第9章(3/3)
他先向面善的卖粉婆婆讨了一只瓷碗,而后,毫不怯场地在街道一边找了块空地,拍手吆喝起来。
“卖艺咯卖艺!”
他这一嗓子喊完,那些在街道遛弯儿的父老乡亲们闲着也是闲着,便三五成群地聚集过来,嬉笑着想探个究竟。
沈昌文驾轻就熟地把瓷碗放在正前方的地上,接着,不卑不亢地站定以后,手一举,将短笛横于唇前。
曲声奏响,悠扬而起,如烟慢卷。
他兀自吹着,任四周人声鼎沸。
渐渐的,笛音竟不断盖过杂声,连坐在尽头江边的我也能清晰可闻其圆融绵长,稳而悦耳。
到最后,仿佛江风静止,蛙声不鸣,街上人也寂寂,耳畔只余笛音。
一曲终了,掌声贯耳,江波再泛涟漪,蛙鸣复乱高叫,几毛钱的硬币纸币一个个落进他面前的碗中。
他用赚到的小钱,请我吃了一顿宵夜。
那顿夜宵,我把汤汁都喝到瓷碗见底。
多少年过去,颇为难过的是,我再没吃过比那晚更美味的汤面了。
“说起来,沈老师也在江城大学读过书吗,这么说,我们是校友咯?”
昨儿我把他给坑到被大组长请去喝茶,对他有愧,便是没脸攀亲近,只得等今日才来问个明白。

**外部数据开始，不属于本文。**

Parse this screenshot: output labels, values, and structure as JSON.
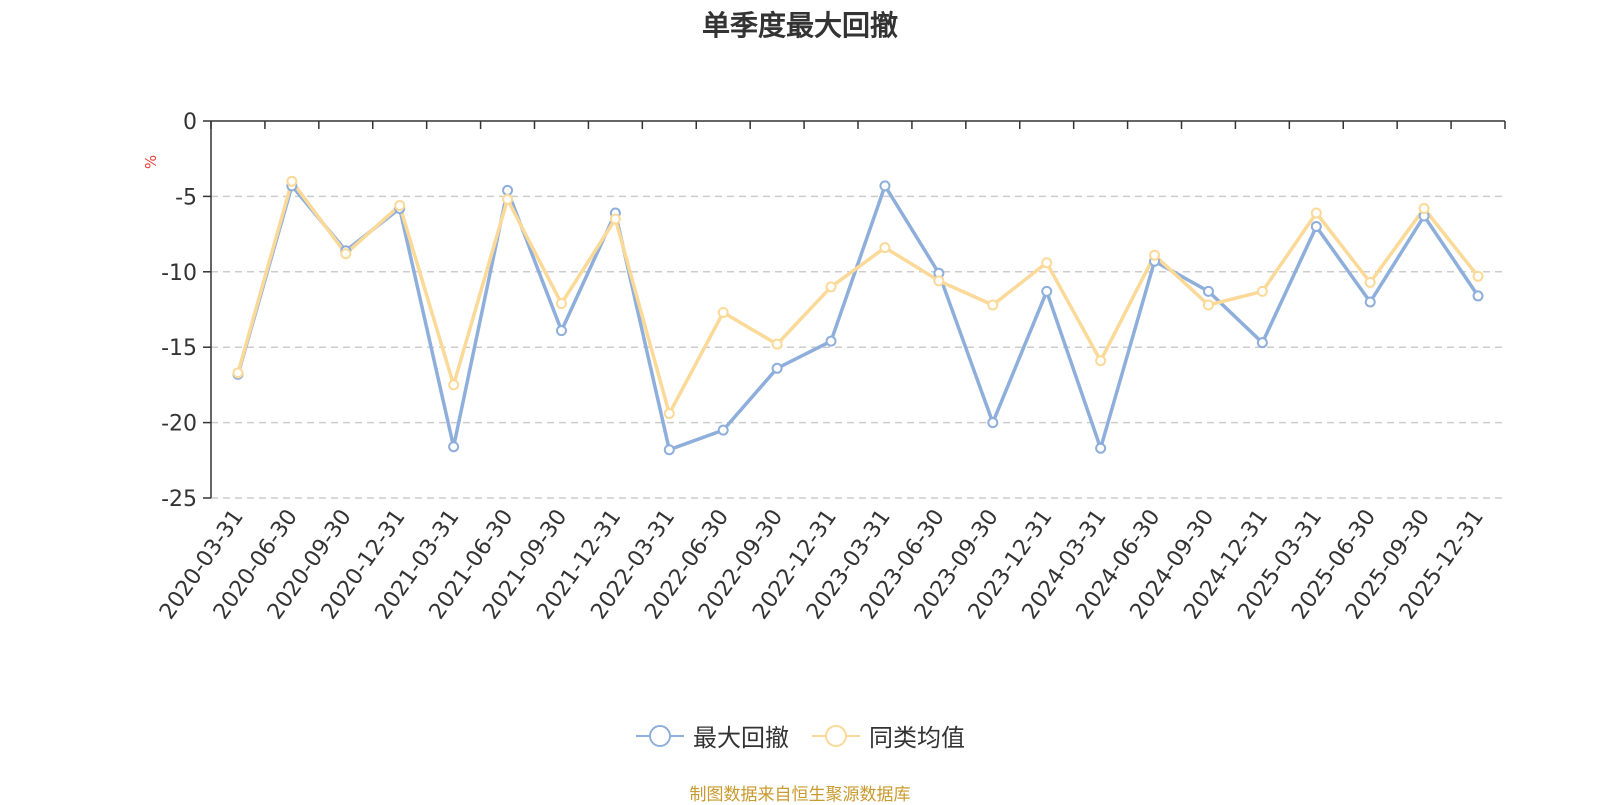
{
  "chart_data": {
    "type": "line",
    "title": "单季度最大回撤",
    "ylabel": "%",
    "xlabel": "",
    "ylim": [
      -25,
      0
    ],
    "yticks": [
      0,
      -5,
      -10,
      -15,
      -20,
      -25
    ],
    "categories": [
      "2020-03-31",
      "2020-06-30",
      "2020-09-30",
      "2020-12-31",
      "2021-03-31",
      "2021-06-30",
      "2021-09-30",
      "2021-12-31",
      "2022-03-31",
      "2022-06-30",
      "2022-09-30",
      "2022-12-31",
      "2023-03-31",
      "2023-06-30",
      "2023-09-30",
      "2023-12-31",
      "2024-03-31",
      "2024-06-30",
      "2024-09-30",
      "2024-12-31",
      "2025-03-31",
      "2025-06-30",
      "2025-09-30",
      "2025-12-31"
    ],
    "series": [
      {
        "name": "最大回撤",
        "color": "#8eaedb",
        "values": [
          -16.8,
          -4.3,
          -8.6,
          -5.8,
          -21.6,
          -4.6,
          -13.9,
          -6.1,
          -21.8,
          -20.5,
          -16.4,
          -14.6,
          -4.3,
          -10.1,
          -20.0,
          -11.3,
          -21.7,
          -9.3,
          -11.3,
          -14.7,
          -7.0,
          -12.0,
          -6.3,
          -11.6
        ]
      },
      {
        "name": "同类均值",
        "color": "#fbd998",
        "values": [
          -16.7,
          -4.0,
          -8.8,
          -5.6,
          -17.5,
          -5.2,
          -12.1,
          -6.5,
          -19.4,
          -12.7,
          -14.8,
          -11.0,
          -8.4,
          -10.6,
          -12.2,
          -9.4,
          -15.9,
          -8.9,
          -12.2,
          -11.3,
          -6.1,
          -10.7,
          -5.8,
          -10.3
        ]
      }
    ],
    "grid": "horizontal-dashed",
    "legend": "bottom-center"
  },
  "source": "制图数据来自恒生聚源数据库"
}
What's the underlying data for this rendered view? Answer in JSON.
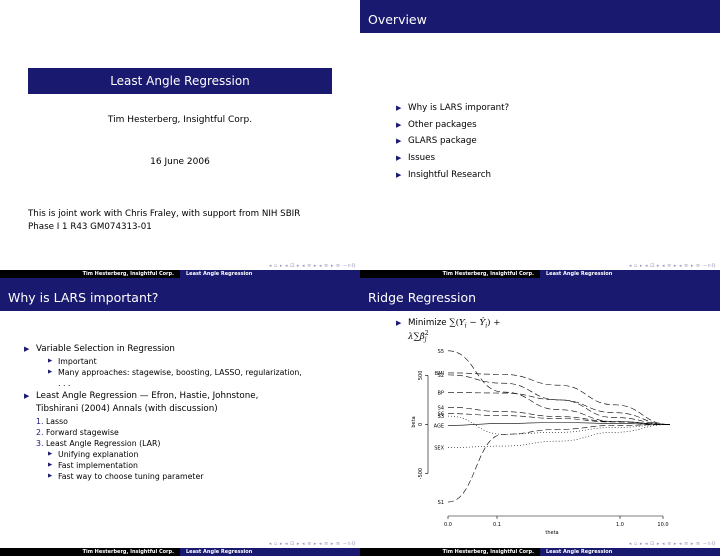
{
  "footer": {
    "author": "Tim Hesterberg, Insightful Corp.",
    "title": "Least Angle Regression"
  },
  "nav_symbols": "◂ ▫ ▸ ◂ ⊡ ▸ ◂ ≡ ▸ ◂ ≡ ▸ ≡ ∽∩ℚ",
  "slide1": {
    "title": "Least Angle Regression",
    "author": "Tim Hesterberg, Insightful Corp.",
    "date": "16 June 2006",
    "note_line1": "This is joint work with Chris Fraley, with support from NIH SBIR",
    "note_line2": "Phase I 1 R43 GM074313-01"
  },
  "slide2": {
    "title": "Overview",
    "items": [
      "Why is LARS imporant?",
      "Other packages",
      "GLARS package",
      "Issues",
      "Insightful Research"
    ]
  },
  "slide3": {
    "title": "Why is LARS important?",
    "item1": "Variable Selection in Regression",
    "item1_sub": [
      "Important",
      "Many approaches: stagewise, boosting, LASSO, regularization,",
      ". . ."
    ],
    "item2_line1": "Least Angle Regression — Efron, Hastie, Johnstone,",
    "item2_line2": "Tibshirani (2004) Annals (with discussion)",
    "enum_numbers": [
      "1.",
      "2.",
      "3."
    ],
    "enum": [
      "Lasso",
      "Forward stagewise",
      "Least Angle Regression (LAR)"
    ],
    "enum3_sub": [
      "Unifying explanation",
      "Fast implementation",
      "Fast way to choose tuning parameter"
    ]
  },
  "slide4": {
    "title": "Ridge Regression",
    "bullet_prefix": "Minimize"
  },
  "chart_data": {
    "type": "line",
    "xlabel": "theta",
    "ylabel": "beta",
    "x_ticks": [
      "0.0",
      "0.1",
      "1.0",
      "10.0"
    ],
    "y_ticks": [
      "500",
      "0",
      "-500"
    ],
    "ylim": [
      -800,
      850
    ],
    "series": [
      {
        "name": "S5",
        "values": [
          750,
          330,
          150,
          30,
          0
        ]
      },
      {
        "name": "BMI",
        "values": [
          525,
          510,
          400,
          200,
          0
        ]
      },
      {
        "name": "S2",
        "values": [
          505,
          420,
          250,
          70,
          0
        ]
      },
      {
        "name": "BP",
        "values": [
          325,
          320,
          250,
          120,
          0
        ]
      },
      {
        "name": "S4",
        "values": [
          175,
          130,
          80,
          30,
          0
        ]
      },
      {
        "name": "S6",
        "values": [
          110,
          90,
          60,
          25,
          0
        ]
      },
      {
        "name": "S3",
        "values": [
          85,
          -100,
          -80,
          -30,
          0
        ]
      },
      {
        "name": "AGE",
        "values": [
          -10,
          10,
          20,
          10,
          0
        ]
      },
      {
        "name": "SEX",
        "values": [
          -235,
          -220,
          -170,
          -80,
          0
        ]
      },
      {
        "name": "S1",
        "values": [
          -790,
          -100,
          -50,
          -10,
          0
        ]
      }
    ]
  }
}
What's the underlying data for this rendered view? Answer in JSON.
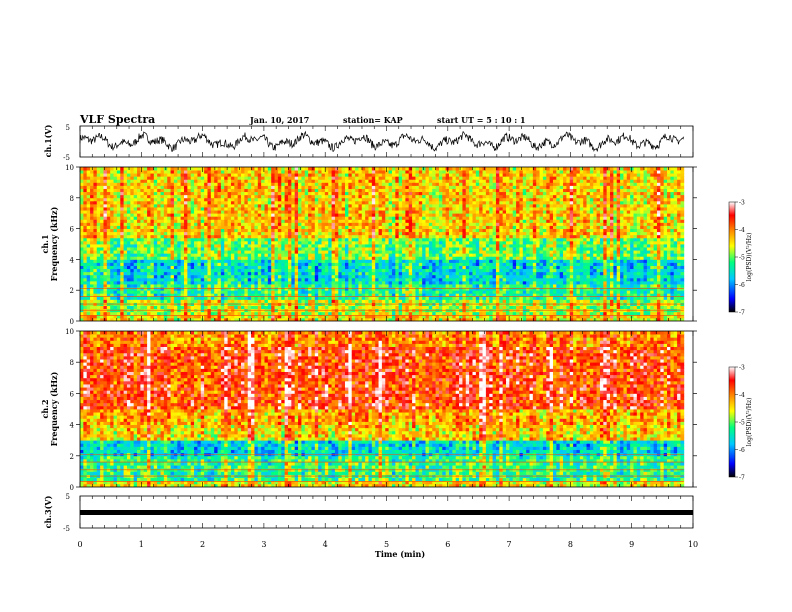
{
  "header": {
    "title": "VLF Spectra",
    "date": "Jan. 10, 2017",
    "station": "station= KAP",
    "start_ut": "start UT = 5 : 10 : 1"
  },
  "axes": {
    "x_ticks": [
      "0",
      "1",
      "2",
      "3",
      "4",
      "5",
      "6",
      "7",
      "8",
      "9",
      "10"
    ],
    "x_label": "Time (min)",
    "freq_ticks": [
      "0",
      "2",
      "4",
      "6",
      "8",
      "10"
    ],
    "volt_ticks_top": [
      "5",
      "-5"
    ],
    "volt_ticks_bottom": [
      "5",
      "-5"
    ],
    "ch1_wave_label": "ch.1(V)",
    "ch2_label_line1": "ch.1",
    "ch2_label_line2": "Frequency (kHz)",
    "ch3_label_line1": "ch.2",
    "ch3_label_line2": "Frequency (kHz)",
    "ch3_wave_label": "ch.3(V)"
  },
  "colorbar": {
    "ticks": [
      "-3",
      "-4",
      "-5",
      "-6",
      "-7"
    ],
    "label": "log(PSD)(V²/Hz)"
  },
  "chart_data": [
    {
      "type": "line",
      "panel": "ch.1(V)",
      "x_range": [
        0,
        10
      ],
      "ylim": [
        -5,
        5
      ],
      "description_values": "waveform oscillating roughly between -3 and 3 V",
      "x_unit": "min"
    },
    {
      "type": "heatmap",
      "panel": "ch.1 spectrogram",
      "x_range": [
        0,
        9.85
      ],
      "ylim": [
        0,
        10
      ],
      "y_unit": "kHz",
      "color_scale_range": [
        -7,
        -3
      ],
      "bands": [
        {
          "freq": [
            0,
            0.5
          ],
          "log_psd": -4.5
        },
        {
          "freq": [
            0.5,
            1.5
          ],
          "log_psd": -4.8
        },
        {
          "freq": [
            1.5,
            2.5
          ],
          "log_psd": -5.3
        },
        {
          "freq": [
            2.5,
            4.0
          ],
          "log_psd": -5.6
        },
        {
          "freq": [
            4.0,
            5.5
          ],
          "log_psd": -5.0
        },
        {
          "freq": [
            5.5,
            10.0
          ],
          "log_psd": -4.4
        }
      ]
    },
    {
      "type": "heatmap",
      "panel": "ch.2 spectrogram",
      "x_range": [
        0,
        9.85
      ],
      "ylim": [
        0,
        10
      ],
      "y_unit": "kHz",
      "color_scale_range": [
        -7,
        -3
      ],
      "bands": [
        {
          "freq": [
            0,
            0.5
          ],
          "log_psd": -4.5
        },
        {
          "freq": [
            0.5,
            2.0
          ],
          "log_psd": -5.2
        },
        {
          "freq": [
            2.0,
            3.0
          ],
          "log_psd": -5.6
        },
        {
          "freq": [
            3.0,
            5.0
          ],
          "log_psd": -4.4
        },
        {
          "freq": [
            5.0,
            9.0
          ],
          "log_psd": -3.9
        },
        {
          "freq": [
            9.0,
            10.0
          ],
          "log_psd": -4.2
        }
      ]
    },
    {
      "type": "line",
      "panel": "ch.3(V)",
      "x_range": [
        0,
        9.85
      ],
      "ylim": [
        -5,
        5
      ],
      "values_constant": 0,
      "x_unit": "min"
    }
  ],
  "colors": {
    "axis": "#000000",
    "ramp": [
      "#000000",
      "#0000ff",
      "#00c8ff",
      "#00ff80",
      "#ffff00",
      "#ff8000",
      "#ff0000",
      "#ffffff"
    ]
  }
}
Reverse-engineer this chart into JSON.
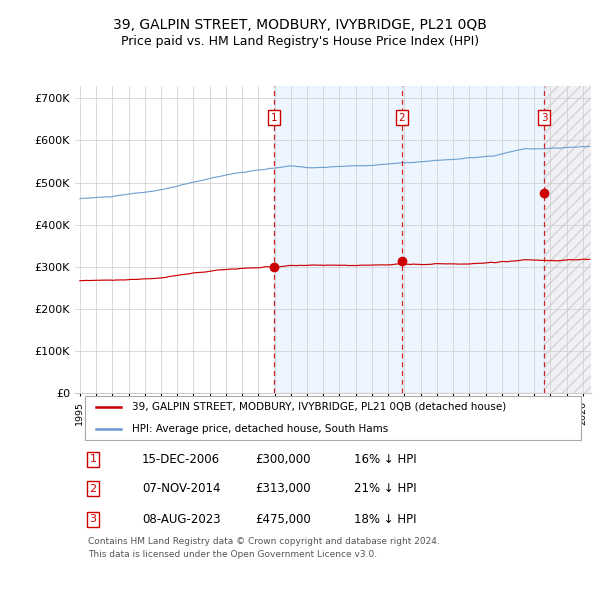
{
  "title": "39, GALPIN STREET, MODBURY, IVYBRIDGE, PL21 0QB",
  "subtitle": "Price paid vs. HM Land Registry's House Price Index (HPI)",
  "title_fontsize": 10,
  "subtitle_fontsize": 9,
  "ylabel_ticks": [
    "£0",
    "£100K",
    "£200K",
    "£300K",
    "£400K",
    "£500K",
    "£600K",
    "£700K"
  ],
  "ytick_values": [
    0,
    100000,
    200000,
    300000,
    400000,
    500000,
    600000,
    700000
  ],
  "ylim": [
    0,
    730000
  ],
  "xlim_start": 1994.7,
  "xlim_end": 2026.5,
  "sale_dates": [
    2006.958,
    2014.853,
    2023.603
  ],
  "sale_prices": [
    300000,
    313000,
    475000
  ],
  "sale_labels": [
    "1",
    "2",
    "3"
  ],
  "vline_color": "#cc0000",
  "sale_dot_color": "#cc0000",
  "hpi_line_color": "#6699cc",
  "price_line_color": "#cc0000",
  "shade_color": "#ddeeff",
  "legend_label_property": "39, GALPIN STREET, MODBURY, IVYBRIDGE, PL21 0QB (detached house)",
  "legend_label_hpi": "HPI: Average price, detached house, South Hams",
  "table_rows": [
    [
      "1",
      "15-DEC-2006",
      "£300,000",
      "16% ↓ HPI"
    ],
    [
      "2",
      "07-NOV-2014",
      "£313,000",
      "21% ↓ HPI"
    ],
    [
      "3",
      "08-AUG-2023",
      "£475,000",
      "18% ↓ HPI"
    ]
  ],
  "footer_text": "Contains HM Land Registry data © Crown copyright and database right 2024.\nThis data is licensed under the Open Government Licence v3.0.",
  "bg_color": "#ffffff",
  "grid_color": "#cccccc",
  "box_label_color": "#cc0000",
  "box_label_border": "#cc0000"
}
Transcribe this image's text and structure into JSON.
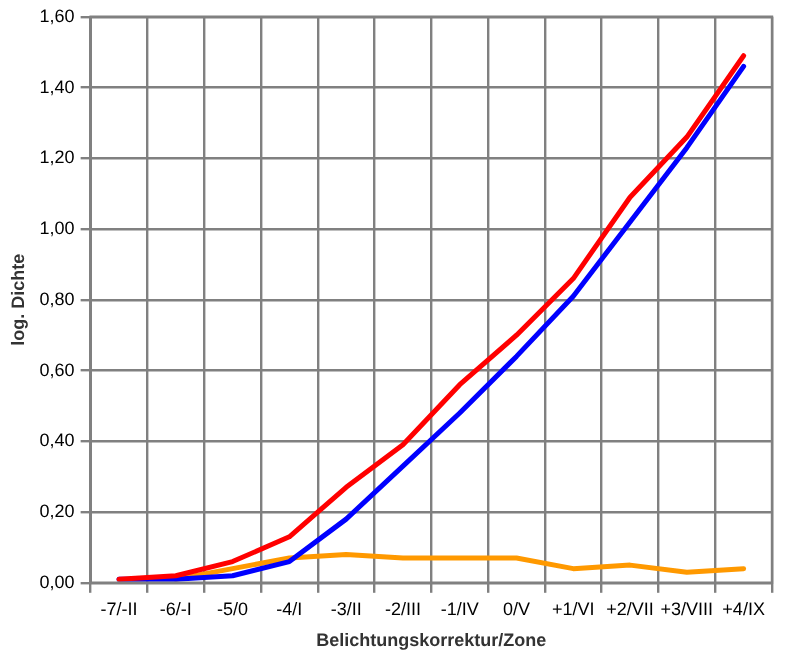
{
  "chart_data": {
    "type": "line",
    "xlabel": "Belichtungskorrektur/Zone",
    "ylabel": "log. Dichte",
    "categories": [
      "-7/-II",
      "-6/-I",
      "-5/0",
      "-4/I",
      "-3/II",
      "-2/III",
      "-1/IV",
      "0/V",
      "+1/VI",
      "+2/VII",
      "+3/VIII",
      "+4/IX"
    ],
    "series": [
      {
        "color": "#ff0000",
        "values": [
          0.01,
          0.02,
          0.06,
          0.13,
          0.27,
          0.39,
          0.56,
          0.7,
          0.86,
          1.09,
          1.26,
          1.49
        ]
      },
      {
        "color": "#0000ff",
        "values": [
          0.01,
          0.01,
          0.02,
          0.06,
          0.18,
          0.33,
          0.48,
          0.64,
          0.81,
          1.02,
          1.23,
          1.46
        ]
      },
      {
        "color": "#ff9900",
        "values": [
          null,
          0.01,
          0.04,
          0.07,
          0.08,
          0.07,
          0.07,
          0.07,
          0.04,
          0.05,
          0.03,
          0.04
        ]
      }
    ],
    "ylim": [
      0,
      1.6
    ],
    "yticks": [
      {
        "value": 0,
        "label": "0,00"
      },
      {
        "value": 0.2,
        "label": "0,20"
      },
      {
        "value": 0.4,
        "label": "0,40"
      },
      {
        "value": 0.6,
        "label": "0,60"
      },
      {
        "value": 0.8,
        "label": "0,80"
      },
      {
        "value": 1,
        "label": "1,00"
      },
      {
        "value": 1.2,
        "label": "1,20"
      },
      {
        "value": 1.4,
        "label": "1,40"
      },
      {
        "value": 1.6,
        "label": "1,60"
      }
    ],
    "grid": true,
    "marker": "none",
    "line_style": "solid",
    "legend": false
  }
}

他原本也在透过玻璃圆顶仰望夜空,听我问他,颇为意外地梗了下脖子,而后,不咸不淡地“嗯”了一声。
我看向他的目光中多了几分疑惑与探究:“沈老师今年五一有回去过吗,我看95,96级有组织同学聚会?”
“同学聚会吗,你是说人文学院的吧?”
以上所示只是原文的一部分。